Amides-buliding-blocks

Reference of 299430-87-8,Some common heterocyclic compound, 299430-87-8, name is (9H-Fluoren-9-yl)methyl (2-(2-hydroxyethoxy)ethyl)carbamate, molecular formula is C19H21NO4, traditional synthetic route has been very mature, but the traditional synthetic route has various shortcomings, such as complicated route, low yield, poor purity, etc, below Introduce a new synthetic route.
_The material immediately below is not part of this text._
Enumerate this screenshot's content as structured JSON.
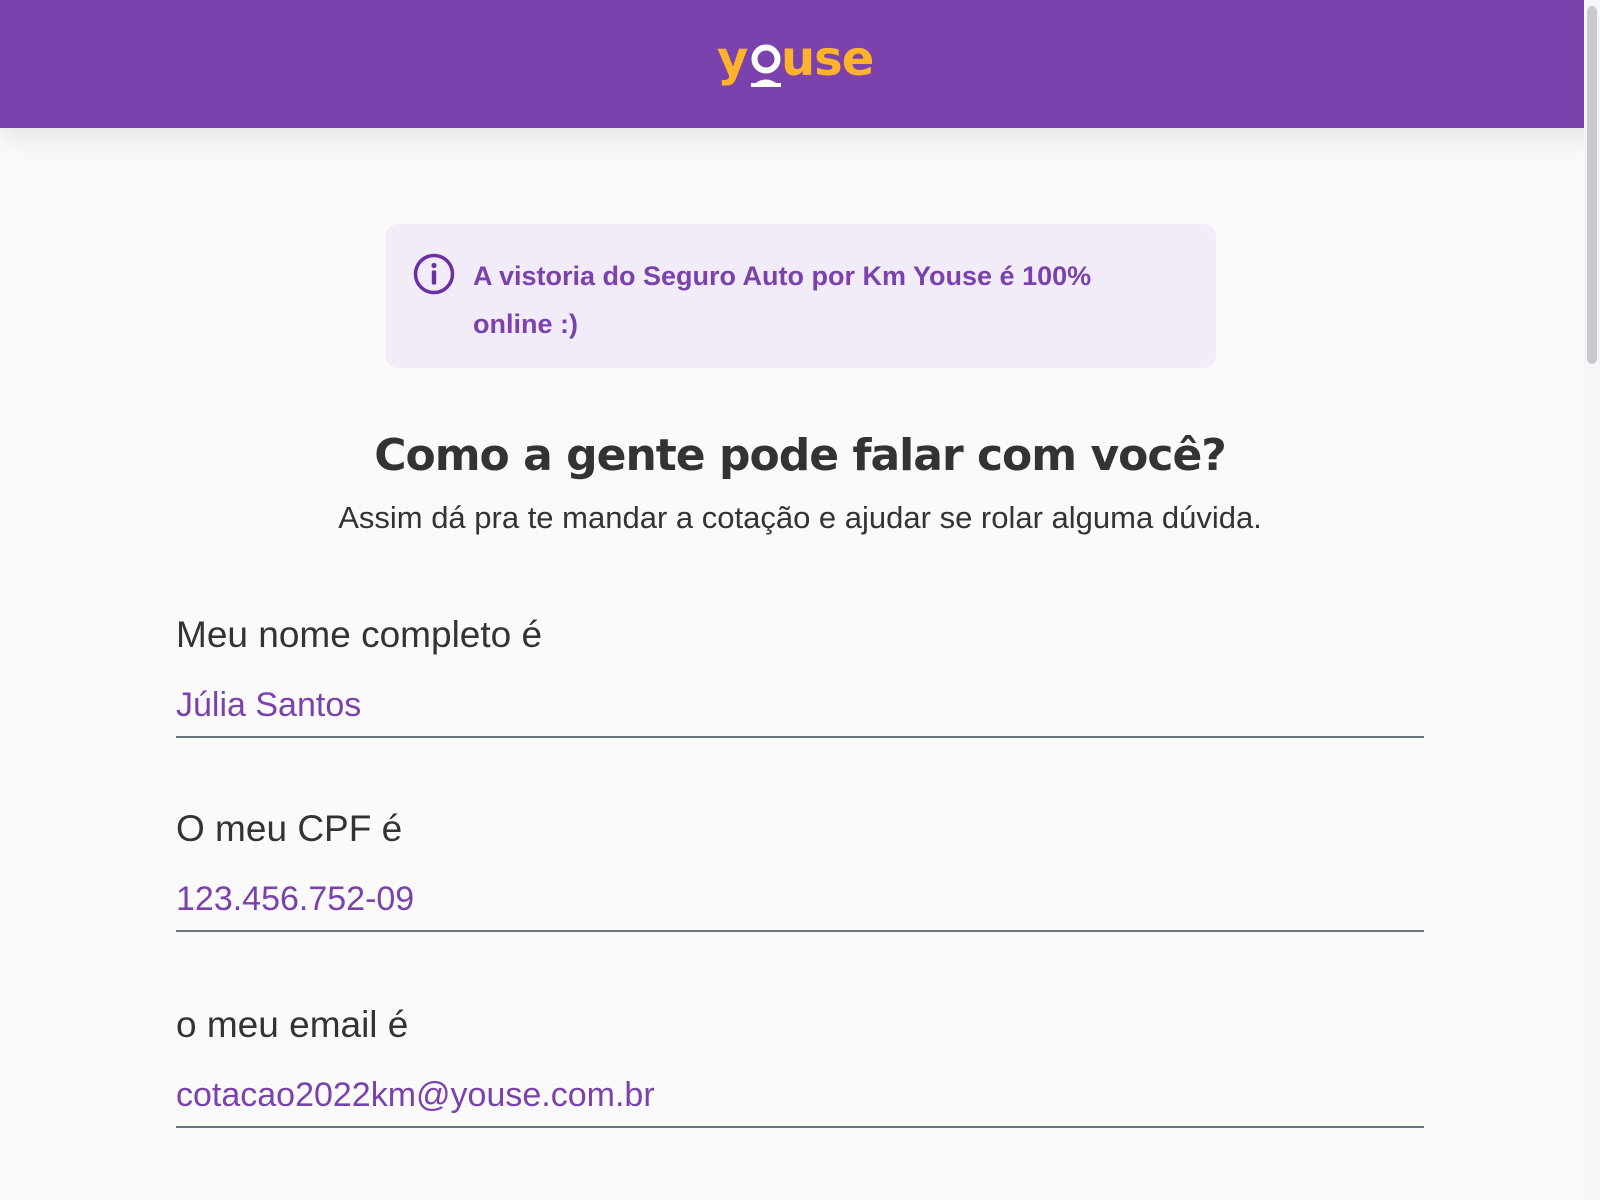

[000976] To Example 2.62.3 (5.03 g) and triphenylphosphine (4.62 g) in toluene (88 mL) was added di-fert-butyl-azodicarboxylate (4.06 g) and the reaction was stirred for 30 minutes. (9H- Fluoren-9-yl)methyl (2-(2-hydroxyethoxy)ethyl)carbamate was added and the reaction was stirred for an addition 1.5 hours. The reaction was loaded directly onto silica gel and was eluted with 1-50% ethyl acetate/heptanes to provide the title compound

The synthetic route of 299430-87-8 has been constantly updated, and we look forward to future research findings.

Reference:
Patent; ABBVIE INC.; TAO, Zhi-Fu; DOHERTY, George; WANG, Xilu; SULLIVAN, Gerard M.; SONG, Xiaohong; KUNZER, Aaron R.; WENDT, Michael D.; MARIN, Violeta L.; FREY, Robin R.; CULLEN, Steve C.; WELCH, Dennie S.; SHEN, Xiaoqiang; BENNETT, Nathan B.; HAIGHT, Anthony R.; ACKLER, Scott L.; BOGHAERT, Erwin R.; SOUERS, Andrew J.; JUDD, Andrew S.; (623 pag.)WO2016/94509; (2016); A1;,
Amide – Wikipedia,
Amide – an overview | ScienceDirect Topics

Application of 5317-89-5, As we all know, there are many different methods for the synthesis of a compound, and people can choose the synthesis method that suits their own laboratory according to the actual situation. 5317-89-5 name is N-(4-Acetylphenyl)methanesulfonamide, This compound is widely used in many fields, so it is necessary to find a new synthetic route. The downstream synthesis method of this compound is introduced below.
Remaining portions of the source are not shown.